VMware Cloud on AWSは、AWSのインフラ上でvSphere基盤が稼働し、AWSとは25Gbpsの高速ネットワーク(VMware Cloud ENI)で接続される。またVMware Hybrid Cloud Extension(HCX)という接続のための新しいツールも利用できる。これにより、オンプレミス側の要件さえクリアすれば、仮想マシンはそのままVMware Cloud on AWS上にリフト&シフトでき、同一リージョンで高速通信が可能になり、クラウドからオンプレミスvSphere基盤への移動も可能になる。

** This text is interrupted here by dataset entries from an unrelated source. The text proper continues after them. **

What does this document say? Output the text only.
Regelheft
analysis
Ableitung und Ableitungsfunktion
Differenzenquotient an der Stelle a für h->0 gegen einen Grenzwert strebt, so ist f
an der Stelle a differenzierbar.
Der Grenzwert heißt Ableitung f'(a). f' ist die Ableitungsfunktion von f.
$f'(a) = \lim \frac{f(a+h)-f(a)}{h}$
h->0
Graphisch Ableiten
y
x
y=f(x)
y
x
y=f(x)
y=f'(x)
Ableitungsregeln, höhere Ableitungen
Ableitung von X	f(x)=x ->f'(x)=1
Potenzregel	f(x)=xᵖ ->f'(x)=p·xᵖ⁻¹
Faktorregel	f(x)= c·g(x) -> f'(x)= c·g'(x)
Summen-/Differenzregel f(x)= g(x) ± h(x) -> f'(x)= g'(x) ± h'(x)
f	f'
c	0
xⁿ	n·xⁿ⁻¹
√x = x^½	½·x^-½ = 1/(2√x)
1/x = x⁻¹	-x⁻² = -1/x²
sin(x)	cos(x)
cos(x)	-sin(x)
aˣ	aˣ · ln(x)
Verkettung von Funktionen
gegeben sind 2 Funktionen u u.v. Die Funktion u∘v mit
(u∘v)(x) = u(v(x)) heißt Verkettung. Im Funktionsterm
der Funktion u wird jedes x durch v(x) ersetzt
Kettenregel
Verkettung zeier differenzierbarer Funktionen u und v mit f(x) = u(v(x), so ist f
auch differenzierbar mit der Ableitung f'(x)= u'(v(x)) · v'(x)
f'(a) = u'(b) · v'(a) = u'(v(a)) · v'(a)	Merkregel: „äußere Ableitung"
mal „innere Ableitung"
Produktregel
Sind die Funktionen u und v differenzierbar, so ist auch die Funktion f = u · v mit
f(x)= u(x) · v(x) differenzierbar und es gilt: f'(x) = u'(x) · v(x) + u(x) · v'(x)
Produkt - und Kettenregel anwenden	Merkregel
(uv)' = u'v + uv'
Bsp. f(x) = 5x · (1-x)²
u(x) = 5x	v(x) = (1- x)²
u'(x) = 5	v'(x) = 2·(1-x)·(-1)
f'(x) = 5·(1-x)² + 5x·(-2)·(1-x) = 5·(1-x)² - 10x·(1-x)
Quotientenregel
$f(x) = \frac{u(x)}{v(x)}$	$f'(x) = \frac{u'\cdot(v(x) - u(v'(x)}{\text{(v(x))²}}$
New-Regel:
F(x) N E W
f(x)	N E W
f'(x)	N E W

水上氏によると、具体的なユースケースは大きく4つに分けられる。まず、オンプレミスの災害対策(DR)サイトとして利用する「クラウドDR」と、オンプレミスのリソースの不足を補う「クラウドバースト」がある。加えて、クラウドをより活用するためのユースケースとしてオンプレミスにあるシステムをクラウド上へ移行する「クラウドシフト」、AWS機能を用いてビジネス環境に迅速に対応するためスケールアウトや廃棄を可能にする「オンデマンド」がある。
「VMware Cloud on AWSは、AWSと連携することでこの4つのユースケース全てをカバーします。このAWSとの連携性が大きな差別化ポイントです。よくVMware Cloud on AWSとAWSをコスト比較したいという声をいただくのですが、ポイントは、それぞれのコストの違いよりも、両者がそれぞれに連携しあう点にあります。両者をOr条件で選択することから、And条件で使いこなすマインドチェンジが重要になってきます」(水上氏)
VMware Cloud on AWSは単体では使うことができず、AWSの利用が前提であるのも、こうした連携性を踏まえてのことだ。